I'm actually of the opinion that it's fairly useful and not very expensive. While developers can construct a path string themselves by keeping track of depth during iteration, it's a quick convenience property.
@aliams, @jwatt: as for whether the path should be fully qualified or not, I'd err on the side of fully qualified (that is, including the name, just like webkitRelativePath does). Of course, you can always tack on Directory.name and you'd have a fully qualified path. So there's some redundancy but it's not terrible IMHO.
@aliams: I know you're in favor of excluding path, but I'm in favor of including it. And, unlike what Mozilla nightly does, I think it should be fully qualified. Do you strongly disagree? If so, can we hash this out here?
Do you feel that there is specific reason why we should have it? At TPAC, the consensus was that it would mostly serve as a convenience for developers rather than a necessity. The attribute would be difficult to remove after (for compatibility reasons) so we reasoned that it would be better to not have it there for now and then we can add it back in if there is a demand for it.
@aliams: but what are the compatibility reasons that you mention above that would cause the attribute to be removed, just so I can understand them better? My argument is that it is useful (you don't need to keep track of path as you iterate), that it forces semantic rigor in terms of directory delineation syntax, and that it isn't clear what would motivate it being removed afterwards.
If I could understand why it might be removed, I'd understand why we're afraid of including it.
@aliams: I'm now thinking both Directory and File objects should expose a path property and a name property.

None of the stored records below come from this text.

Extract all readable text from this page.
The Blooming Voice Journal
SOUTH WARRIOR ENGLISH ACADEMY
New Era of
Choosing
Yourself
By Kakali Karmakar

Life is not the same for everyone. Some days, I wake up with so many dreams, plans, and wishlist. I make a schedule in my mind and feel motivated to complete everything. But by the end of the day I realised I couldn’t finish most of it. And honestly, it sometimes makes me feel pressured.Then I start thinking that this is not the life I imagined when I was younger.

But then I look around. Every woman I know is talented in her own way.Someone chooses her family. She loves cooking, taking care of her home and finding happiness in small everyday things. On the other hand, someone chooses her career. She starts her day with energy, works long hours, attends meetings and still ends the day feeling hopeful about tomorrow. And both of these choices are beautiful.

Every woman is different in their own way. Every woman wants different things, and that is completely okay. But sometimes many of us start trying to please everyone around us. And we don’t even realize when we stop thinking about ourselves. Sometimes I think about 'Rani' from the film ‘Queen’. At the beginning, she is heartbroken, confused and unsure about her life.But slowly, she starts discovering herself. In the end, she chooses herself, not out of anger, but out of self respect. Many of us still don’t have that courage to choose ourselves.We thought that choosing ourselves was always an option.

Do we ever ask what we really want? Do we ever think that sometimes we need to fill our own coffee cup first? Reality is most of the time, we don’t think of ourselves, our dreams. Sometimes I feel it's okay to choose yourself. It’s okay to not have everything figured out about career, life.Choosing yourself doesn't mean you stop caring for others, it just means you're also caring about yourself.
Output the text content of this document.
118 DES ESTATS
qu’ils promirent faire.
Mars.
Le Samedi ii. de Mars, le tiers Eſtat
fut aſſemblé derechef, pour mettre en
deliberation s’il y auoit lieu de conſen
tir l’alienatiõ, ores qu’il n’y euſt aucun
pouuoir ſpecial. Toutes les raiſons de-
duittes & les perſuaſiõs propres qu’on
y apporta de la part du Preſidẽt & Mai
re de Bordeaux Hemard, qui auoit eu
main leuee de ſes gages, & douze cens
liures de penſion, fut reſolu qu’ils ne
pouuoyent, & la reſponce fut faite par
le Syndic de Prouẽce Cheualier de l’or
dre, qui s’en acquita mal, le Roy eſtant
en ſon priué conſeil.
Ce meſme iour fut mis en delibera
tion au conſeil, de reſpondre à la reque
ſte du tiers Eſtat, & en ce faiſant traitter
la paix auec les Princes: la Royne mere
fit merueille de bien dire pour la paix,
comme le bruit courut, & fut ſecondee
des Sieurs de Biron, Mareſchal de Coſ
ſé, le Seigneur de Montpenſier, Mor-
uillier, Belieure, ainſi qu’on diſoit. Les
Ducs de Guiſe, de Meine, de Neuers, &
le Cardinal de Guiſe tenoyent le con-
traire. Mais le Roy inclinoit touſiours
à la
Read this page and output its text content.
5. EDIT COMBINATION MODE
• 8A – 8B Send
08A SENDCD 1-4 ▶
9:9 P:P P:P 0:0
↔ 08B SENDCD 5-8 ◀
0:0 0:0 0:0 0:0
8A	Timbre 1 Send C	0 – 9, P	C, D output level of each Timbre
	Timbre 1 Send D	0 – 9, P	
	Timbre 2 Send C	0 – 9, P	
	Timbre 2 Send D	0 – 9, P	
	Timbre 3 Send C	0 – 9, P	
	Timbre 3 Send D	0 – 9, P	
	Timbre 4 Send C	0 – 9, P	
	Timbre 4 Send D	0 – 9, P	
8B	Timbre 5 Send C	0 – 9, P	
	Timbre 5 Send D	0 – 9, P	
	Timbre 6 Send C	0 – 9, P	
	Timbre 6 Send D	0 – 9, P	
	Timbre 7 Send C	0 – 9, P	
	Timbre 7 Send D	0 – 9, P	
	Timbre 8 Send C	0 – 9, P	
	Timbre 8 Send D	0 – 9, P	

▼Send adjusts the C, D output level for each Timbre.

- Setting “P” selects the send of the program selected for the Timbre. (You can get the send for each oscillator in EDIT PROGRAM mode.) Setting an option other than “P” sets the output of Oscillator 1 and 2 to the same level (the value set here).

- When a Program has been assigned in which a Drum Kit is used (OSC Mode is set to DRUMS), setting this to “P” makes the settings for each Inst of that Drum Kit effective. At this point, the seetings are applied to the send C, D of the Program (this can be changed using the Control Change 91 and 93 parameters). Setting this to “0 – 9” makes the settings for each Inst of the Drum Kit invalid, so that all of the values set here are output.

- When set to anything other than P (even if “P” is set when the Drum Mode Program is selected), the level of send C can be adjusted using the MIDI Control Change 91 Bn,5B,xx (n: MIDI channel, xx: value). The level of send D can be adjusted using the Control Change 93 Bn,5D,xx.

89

It's true that Directory objects may contain enough stat information (and the web developer can write programs with enough state information about stage of iteration) for path to be deduced, but that's not true of Files, especially if we expose a File flattening function according to WICG/directory-upload#26
In general, this is incredibly convenient and I think it's weird to exclude it. Comments?
@arunranga would you mind taking a look at my comment on issue #26? I think we shouldn't offer a file flattening function until we have AsyncIterators
to avoid potentially sub-par user experiences.
AsyncIterators aside, it would still be quite convenient to have the fully qualified path.